Il y a quelques mois, l’affaire faisait couler beaucoup d’encre : le jury d’appel de la CAF avait débouté la Guinée dans son litige contre la Tanzanie. La Fédération guinéenne de football (FGF), vexée mais décidée, annonçait aussitôt son intention de saisir le Tribunal arbitral du sport (TAS).

Depuis ? Plus rien. Silence radio. Pas un communiqué, pas un geste, pas une relance.
Alors, question simple mais piquante : nos dirigeants actuels ont-ils abandonné ce dossier, ou bien n’ont-ils plus les « coups de frange » pour pousser le combat au plus haut niveau ?
Pendant ce temps, le football africain continue d’offrir ses surprises.
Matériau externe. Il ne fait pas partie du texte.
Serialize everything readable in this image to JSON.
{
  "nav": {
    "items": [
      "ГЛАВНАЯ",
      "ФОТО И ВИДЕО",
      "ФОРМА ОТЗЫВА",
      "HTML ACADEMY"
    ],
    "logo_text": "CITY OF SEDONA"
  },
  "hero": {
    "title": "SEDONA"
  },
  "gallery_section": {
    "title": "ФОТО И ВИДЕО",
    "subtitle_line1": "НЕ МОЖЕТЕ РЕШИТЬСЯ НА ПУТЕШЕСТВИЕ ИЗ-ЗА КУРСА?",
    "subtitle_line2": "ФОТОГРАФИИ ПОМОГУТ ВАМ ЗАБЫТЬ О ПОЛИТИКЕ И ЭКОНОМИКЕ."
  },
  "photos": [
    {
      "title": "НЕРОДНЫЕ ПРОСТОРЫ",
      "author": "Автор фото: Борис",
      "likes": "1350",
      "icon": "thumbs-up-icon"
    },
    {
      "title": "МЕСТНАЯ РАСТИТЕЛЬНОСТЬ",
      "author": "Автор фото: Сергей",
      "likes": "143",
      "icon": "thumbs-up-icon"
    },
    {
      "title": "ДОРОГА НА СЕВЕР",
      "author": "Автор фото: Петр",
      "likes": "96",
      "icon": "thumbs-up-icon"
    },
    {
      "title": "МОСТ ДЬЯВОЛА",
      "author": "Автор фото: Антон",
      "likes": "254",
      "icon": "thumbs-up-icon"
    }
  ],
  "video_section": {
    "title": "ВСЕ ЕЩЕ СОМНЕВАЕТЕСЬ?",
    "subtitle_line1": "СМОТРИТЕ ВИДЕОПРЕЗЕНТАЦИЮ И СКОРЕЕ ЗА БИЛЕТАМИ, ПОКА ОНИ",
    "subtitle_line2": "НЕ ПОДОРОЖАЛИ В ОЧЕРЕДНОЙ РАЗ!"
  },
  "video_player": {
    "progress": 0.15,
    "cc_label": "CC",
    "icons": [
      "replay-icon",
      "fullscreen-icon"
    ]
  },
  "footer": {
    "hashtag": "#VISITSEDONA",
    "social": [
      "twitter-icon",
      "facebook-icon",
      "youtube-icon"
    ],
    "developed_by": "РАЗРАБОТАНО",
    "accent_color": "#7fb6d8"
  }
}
Exemple croustillant, l’Afrique du Sud vient tout juste de perdre trois points précieux dans les éliminatoires du Mondial. Pourquoi ? Pour avoir aligné un joueur non éligible, Tebho Mokoena. Résultat, défaite sur tapis vert, sans discussion possible. Le Bénin, heureux bénéficiaire, devient leader de son groupe à deux journées de la fin.

Et là, la comparaison fait mal. Car ce qui est sanctionné par la FIFA chez les Bafana Bafana ressemble étrangement à ce qui s’est passé dans le duel Tanzanie vs Guinée. Un joueur jugé non éligible dont le numéro ne figurait pas sur la feuille de match. Mais alors que la FIFA a tranché avec fermeté dans le dossier sud-africain, la CAF, elle, semble avoir choisi une autre partition… celle de la complaisance, en protégeant ses « intérêts » avec la Tanzanie.
Pourtant, si le dossier avait atteint le niveau du jury d’appel, ce n’était pas un hasard. Il y avait derrière une volonté, presque une obsession, celle du président révoqué, Bouba Dinah Sampil. L’homme avait poussé le dossier jusqu’au bout, au point de recruter un cabinet d’avocats pour défendre les couleurs guinéennes.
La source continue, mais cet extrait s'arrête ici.